In reading “Atomic Habits” by James Clear, a point struck me:
Avoid making any single aspect of your identity an overwhelming portion of who you are. In the words of investor Paul Graham, “keep your identity small.” The more you let a single belief define you, the less capable you are of adapting when life challenges you.
For almost 20 years, my identity was that I was a journalist. By the time I graduated with honors from Fresno State’s Department of Mass Communications and Journalism in 1995, I had already been working two years as a reporter for The Fresno Bee’s community publications.
I continued on that path — becoming an editor, launching a new publication, joining the Fresno Bee copy desk at the mother ship in downtown Fresno, and finally as an associate editor on the Opinion Pages for the final seven years of my journalism career.
Things took a downturn in 2008, the year our daughter started kindergarten. Along with the overall tanking of the economy and housing market, newspapers took a beating, all across the nation, not just here.
I hung in there for four more years. And then it came to an end. In August 2012, I was laid off just shy of 20 years with the company.
Journalism isn’t just a job or a career. It’s a passion, a calling. With that part of my life over, what was my identity now?

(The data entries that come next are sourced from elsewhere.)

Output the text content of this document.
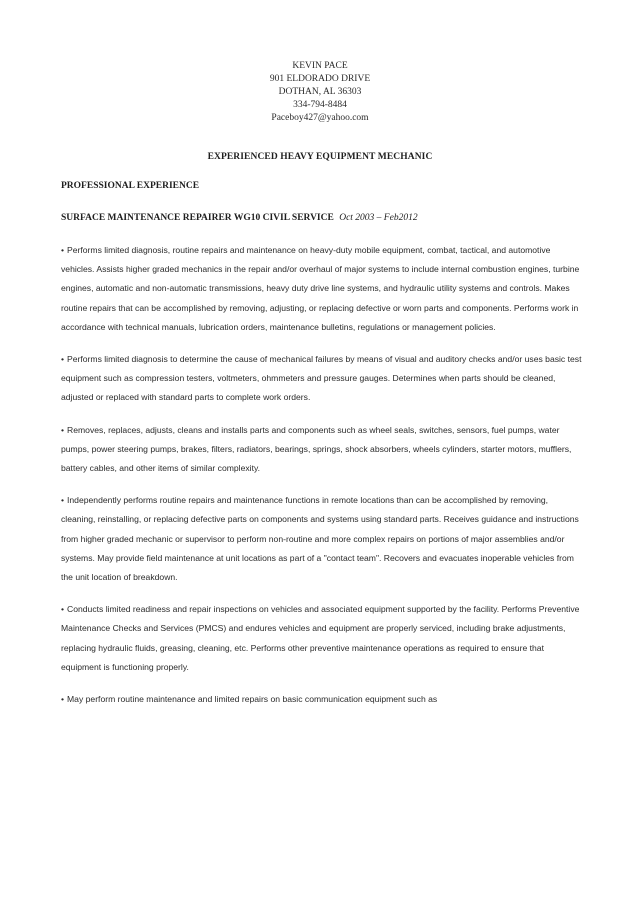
KEVIN PACE
901 ELDORADO DRIVE
DOTHAN, AL 36303
334-794-8484
Paceboy427@yahoo.com
EXPERIENCED HEAVY EQUIPMENT MECHANIC
PROFESSIONAL EXPERIENCE
SURFACE MAINTENANCE REPAIRER WG10 CIVIL SERVICE Oct 2003 – Feb2012

• Performs limited diagnosis, routine repairs and maintenance on heavy-duty mobile equipment, combat, tactical, and automotive vehicles. Assists higher graded mechanics in the repair and/or overhaul of major systems to include internal combustion engines, turbine engines, automatic and non-automatic transmissions, heavy duty drive line systems, and hydraulic utility systems and controls. Makes routine repairs that can be accomplished by removing, adjusting, or replacing defective or worn parts and components. Performs work in accordance with technical manuals, lubrication orders, maintenance bulletins, regulations or management policies.

• Performs limited diagnosis to determine the cause of mechanical failures by means of visual and auditory checks and/or uses basic test equipment such as compression testers, voltmeters, ohmmeters and pressure gauges. Determines when parts should be cleaned, adjusted or replaced with standard parts to complete work orders.

• Removes, replaces, adjusts, cleans and installs parts and components such as wheel seals, switches, sensors, fuel pumps, water pumps, power steering pumps, brakes, filters, radiators, bearings, springs, shock absorbers, wheels cylinders, starter motors, mufflers, battery cables, and other items of similar complexity.

• Independently performs routine repairs and maintenance functions in remote locations than can be accomplished by removing, cleaning, reinstalling, or replacing defective parts on components and systems using standard parts. Receives guidance and instructions from higher graded mechanic or supervisor to perform non-routine and more complex repairs on portions of major assemblies and/or systems. May provide field maintenance at unit locations as part of a "contact team". Recovers and evacuates inoperable vehicles from the unit location of breakdown.

• Conducts limited readiness and repair inspections on vehicles and associated equipment supported by the facility. Performs Preventive Maintenance Checks and Services (PMCS) and endures vehicles and equipment are properly serviced, including brake adjustments, replacing hydraulic fluids, greasing, cleaning, etc. Performs other preventive maintenance operations as required to ensure that equipment is functioning properly.

• May perform routine maintenance and limited repairs on basic communication equipment such as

“When you cling too tightly to one identity, you become brittle. Lose that one thing and you lose yourself.” ~ James Clear
I knew in 2012 I had to refocus on who I was and what I could do. I needed to be flexible, not brittle. Easier to do in your twenties maybe, but I still managed to do it in my forties.
That was eight years ago. I started over, in a new direction, working off what I knew how to do — to tell people’s stories, to communicate. Along the way, I learned some new strengths that I possess, and I figured out some things that I don’t really have an interest in doing.
On my final day at The Bee, I wrote this in this blog:
Change is the only constant in life. If you can cope, adapt and thrive with that, you’ll be OK.
Make your identity broad enough that it doesn’t limit you. I am not only a journalist, not only a communications specialist, not only a public information officer.
I am a writer, a storyteller. And there are so many places that can take me. There will always be stories that need to be told.